それにしても、この記事は1月(母の突然の入院の後)に書き始めたらしいので、アップするまでに4ヶ月ほどかかったことになる。その時の気分次第で長かったり短かったり、いつも以上にカチカチ・グダグダ~の感想が多いのは、その後の出来事(お葬式、納骨、相続・・・そして結局、姉とは没交渉になったこと等々)で、私のヒコーキがとうとう迷子になってしまったから。
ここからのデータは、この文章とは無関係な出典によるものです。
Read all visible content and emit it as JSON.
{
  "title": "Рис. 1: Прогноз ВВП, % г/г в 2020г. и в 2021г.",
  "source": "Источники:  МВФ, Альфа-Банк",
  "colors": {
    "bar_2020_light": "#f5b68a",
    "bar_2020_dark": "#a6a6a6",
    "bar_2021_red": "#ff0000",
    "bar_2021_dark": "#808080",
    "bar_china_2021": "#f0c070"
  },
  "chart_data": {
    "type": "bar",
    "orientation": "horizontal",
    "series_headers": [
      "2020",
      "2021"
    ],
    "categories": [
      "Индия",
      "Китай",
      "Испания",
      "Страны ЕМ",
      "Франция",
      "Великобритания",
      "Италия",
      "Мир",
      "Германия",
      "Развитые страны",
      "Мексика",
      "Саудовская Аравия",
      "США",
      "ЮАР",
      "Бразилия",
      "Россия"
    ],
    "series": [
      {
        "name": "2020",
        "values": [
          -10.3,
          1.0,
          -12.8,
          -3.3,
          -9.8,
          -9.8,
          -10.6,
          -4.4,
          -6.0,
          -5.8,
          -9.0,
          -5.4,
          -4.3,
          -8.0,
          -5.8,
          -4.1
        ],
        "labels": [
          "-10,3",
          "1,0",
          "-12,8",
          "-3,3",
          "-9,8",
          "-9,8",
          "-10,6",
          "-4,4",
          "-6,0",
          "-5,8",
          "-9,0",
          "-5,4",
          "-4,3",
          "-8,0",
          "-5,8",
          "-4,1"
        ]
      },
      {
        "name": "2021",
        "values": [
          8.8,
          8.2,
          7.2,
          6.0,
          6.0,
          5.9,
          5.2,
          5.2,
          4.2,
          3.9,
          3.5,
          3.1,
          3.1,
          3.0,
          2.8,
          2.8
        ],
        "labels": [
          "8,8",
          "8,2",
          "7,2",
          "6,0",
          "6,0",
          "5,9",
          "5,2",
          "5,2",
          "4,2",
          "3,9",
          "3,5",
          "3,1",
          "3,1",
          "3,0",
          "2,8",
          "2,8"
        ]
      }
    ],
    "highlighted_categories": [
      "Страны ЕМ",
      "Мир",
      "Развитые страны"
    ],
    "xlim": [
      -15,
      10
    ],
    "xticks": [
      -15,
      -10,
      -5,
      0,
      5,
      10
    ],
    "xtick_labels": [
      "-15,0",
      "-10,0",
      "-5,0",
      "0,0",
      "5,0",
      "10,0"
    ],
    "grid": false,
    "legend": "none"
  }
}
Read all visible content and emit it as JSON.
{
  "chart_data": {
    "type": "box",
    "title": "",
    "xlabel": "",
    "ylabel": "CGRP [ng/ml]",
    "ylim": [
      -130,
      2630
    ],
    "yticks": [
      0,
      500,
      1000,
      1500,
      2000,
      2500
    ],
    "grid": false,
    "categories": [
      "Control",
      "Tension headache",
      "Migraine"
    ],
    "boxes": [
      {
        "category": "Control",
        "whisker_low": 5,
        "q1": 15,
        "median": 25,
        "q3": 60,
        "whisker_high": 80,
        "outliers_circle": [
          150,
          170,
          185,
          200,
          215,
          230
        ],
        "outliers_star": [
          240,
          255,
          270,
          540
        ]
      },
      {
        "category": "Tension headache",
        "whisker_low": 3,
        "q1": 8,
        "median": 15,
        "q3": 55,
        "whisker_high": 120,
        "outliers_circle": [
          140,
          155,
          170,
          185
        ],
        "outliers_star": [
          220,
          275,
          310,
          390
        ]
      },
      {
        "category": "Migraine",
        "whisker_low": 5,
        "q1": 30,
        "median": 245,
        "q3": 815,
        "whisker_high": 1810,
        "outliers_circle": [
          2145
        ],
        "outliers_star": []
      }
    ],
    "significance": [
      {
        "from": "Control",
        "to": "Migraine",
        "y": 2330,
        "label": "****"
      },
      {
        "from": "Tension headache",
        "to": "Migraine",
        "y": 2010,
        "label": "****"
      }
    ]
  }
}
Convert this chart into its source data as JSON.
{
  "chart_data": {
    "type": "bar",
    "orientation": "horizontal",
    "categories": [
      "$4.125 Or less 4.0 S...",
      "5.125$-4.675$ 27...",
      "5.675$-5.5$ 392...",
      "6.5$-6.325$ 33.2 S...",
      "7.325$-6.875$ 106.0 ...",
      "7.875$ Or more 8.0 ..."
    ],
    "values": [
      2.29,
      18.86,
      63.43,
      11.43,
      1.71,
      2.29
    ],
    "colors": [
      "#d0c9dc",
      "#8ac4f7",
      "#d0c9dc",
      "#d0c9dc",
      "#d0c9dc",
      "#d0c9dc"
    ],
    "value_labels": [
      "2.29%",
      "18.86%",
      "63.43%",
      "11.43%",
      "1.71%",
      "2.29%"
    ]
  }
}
それでもこうして1年越しの作品名を眺めていると、なんとなく慰められるのもがあるから不思議・・・。ヒコーキの方も、とりあえずは高度を維持して飛べるようになってきた(かな?)。




というわけで、今週末(4月29日)の「高知オフシアター・ベストテン上映会」のことをちょっとだけ。

外国映画部門1位の『メアリー&マックス』と、日本映画部門1位の『その街のこども 劇場版』に加えて、高知未公開作品として『エリックを探して』(ケン・ローチ作品~♪)の3本が、県立美術館ホールで上映される。

「高知では毎年、こんな楽しい催しがあるんですよ。」ということで、興味のある方は雰囲気だけでも見てみて下さい。